No organisation, large or small, can achieve “excellence” unless its leaders are behaviourally cohesive. Dysfunction at the top inevitably leads to silos and division throughout the entire organisation.

Organisational Clarity

The leadership team needs to be in lock-step agreement on some critical organisational issues. Purpose, values, strategy, priorities, roles and responsibilities, must be discussed, agreed and committed to, in order for any organisation to achieve excellence.

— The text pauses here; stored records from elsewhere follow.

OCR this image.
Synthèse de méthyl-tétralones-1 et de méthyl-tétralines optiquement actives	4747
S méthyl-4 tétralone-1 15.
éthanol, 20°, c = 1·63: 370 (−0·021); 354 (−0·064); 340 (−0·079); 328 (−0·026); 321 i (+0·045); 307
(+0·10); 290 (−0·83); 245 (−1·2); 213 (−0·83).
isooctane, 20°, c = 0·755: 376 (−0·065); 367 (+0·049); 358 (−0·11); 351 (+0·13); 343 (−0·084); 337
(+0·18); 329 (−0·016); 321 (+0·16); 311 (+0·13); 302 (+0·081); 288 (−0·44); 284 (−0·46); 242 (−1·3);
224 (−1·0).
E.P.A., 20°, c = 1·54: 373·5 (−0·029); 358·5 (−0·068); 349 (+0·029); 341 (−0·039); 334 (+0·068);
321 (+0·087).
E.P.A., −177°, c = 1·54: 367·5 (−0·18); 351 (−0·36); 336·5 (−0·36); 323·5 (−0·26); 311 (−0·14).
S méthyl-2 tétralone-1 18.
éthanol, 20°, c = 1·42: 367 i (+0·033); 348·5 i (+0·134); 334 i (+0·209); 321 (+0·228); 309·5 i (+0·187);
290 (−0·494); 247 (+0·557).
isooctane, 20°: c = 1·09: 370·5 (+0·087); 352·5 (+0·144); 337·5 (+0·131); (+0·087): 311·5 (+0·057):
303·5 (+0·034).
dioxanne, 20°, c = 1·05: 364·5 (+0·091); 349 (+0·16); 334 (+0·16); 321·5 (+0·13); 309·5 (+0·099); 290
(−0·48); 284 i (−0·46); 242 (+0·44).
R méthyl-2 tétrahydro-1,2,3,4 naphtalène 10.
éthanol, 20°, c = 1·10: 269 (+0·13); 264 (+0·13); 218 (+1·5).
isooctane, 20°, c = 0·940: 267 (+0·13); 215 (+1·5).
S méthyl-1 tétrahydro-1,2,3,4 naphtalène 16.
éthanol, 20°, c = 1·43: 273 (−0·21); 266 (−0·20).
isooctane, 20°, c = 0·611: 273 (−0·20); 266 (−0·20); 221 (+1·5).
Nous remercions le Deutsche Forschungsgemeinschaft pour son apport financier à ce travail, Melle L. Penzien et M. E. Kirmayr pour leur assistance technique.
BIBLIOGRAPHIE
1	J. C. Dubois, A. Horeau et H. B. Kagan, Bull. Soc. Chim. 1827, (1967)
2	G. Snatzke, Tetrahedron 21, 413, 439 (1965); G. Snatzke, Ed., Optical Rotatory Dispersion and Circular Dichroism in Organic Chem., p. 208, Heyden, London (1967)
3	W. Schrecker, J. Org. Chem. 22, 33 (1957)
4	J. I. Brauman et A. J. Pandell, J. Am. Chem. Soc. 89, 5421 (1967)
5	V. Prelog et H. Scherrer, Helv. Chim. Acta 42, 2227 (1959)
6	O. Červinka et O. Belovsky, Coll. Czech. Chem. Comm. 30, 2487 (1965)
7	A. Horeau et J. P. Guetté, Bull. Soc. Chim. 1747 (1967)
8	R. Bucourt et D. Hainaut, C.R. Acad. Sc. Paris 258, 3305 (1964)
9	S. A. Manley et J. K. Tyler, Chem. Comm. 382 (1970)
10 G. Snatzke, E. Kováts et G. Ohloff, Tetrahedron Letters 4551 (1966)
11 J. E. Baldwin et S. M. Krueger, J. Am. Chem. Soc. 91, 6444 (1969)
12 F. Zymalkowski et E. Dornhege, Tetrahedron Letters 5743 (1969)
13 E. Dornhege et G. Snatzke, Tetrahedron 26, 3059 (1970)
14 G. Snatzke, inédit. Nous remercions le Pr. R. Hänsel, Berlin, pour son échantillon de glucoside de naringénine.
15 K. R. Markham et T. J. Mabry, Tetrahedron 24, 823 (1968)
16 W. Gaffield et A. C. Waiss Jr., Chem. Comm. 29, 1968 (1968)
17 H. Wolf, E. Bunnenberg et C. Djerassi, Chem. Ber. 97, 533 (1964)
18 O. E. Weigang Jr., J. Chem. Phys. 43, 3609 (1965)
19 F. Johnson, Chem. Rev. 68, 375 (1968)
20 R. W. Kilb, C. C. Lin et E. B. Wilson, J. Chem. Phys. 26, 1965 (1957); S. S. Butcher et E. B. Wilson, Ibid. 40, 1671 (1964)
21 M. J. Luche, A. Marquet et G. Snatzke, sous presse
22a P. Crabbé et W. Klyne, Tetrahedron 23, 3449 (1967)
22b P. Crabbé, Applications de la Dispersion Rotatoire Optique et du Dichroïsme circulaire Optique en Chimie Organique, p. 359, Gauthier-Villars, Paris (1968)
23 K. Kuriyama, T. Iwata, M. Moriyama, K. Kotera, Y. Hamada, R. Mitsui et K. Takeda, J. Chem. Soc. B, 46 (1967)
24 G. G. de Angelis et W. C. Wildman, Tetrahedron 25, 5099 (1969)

Organisational Communication

Once a leadership team has become cohesive and worked to establish clarity, they must communicate the key values, strategies and priorities over and over again, at individual, team and organisational levels. Failure to do so often means that progress grinds to a halt.

People Processes

Unless the systems and processes within an organisation reinforce the direction and strategy set by the leadership team, then the systems themselves start to dominate and take the emphasis away from the overall business goals.

Flawless Execution

Of course, even when an organisation is aligned, cohesive, communicating well and systems are working in line with business objectives, excellence doesn’t automatically follow. In order for that to happen, its people must be empowered to execute flawlessly.

The degree to which the above areas need “fixing” naturally depends greatly on the organisation and leadership team in question.

Typical engagements are for a minimum of 12 months and often much longer; we know that old habits die hard and it helps to have an outside eye reminding people of what they have learnt and committed to changing. Excellence is an ongoing commitment!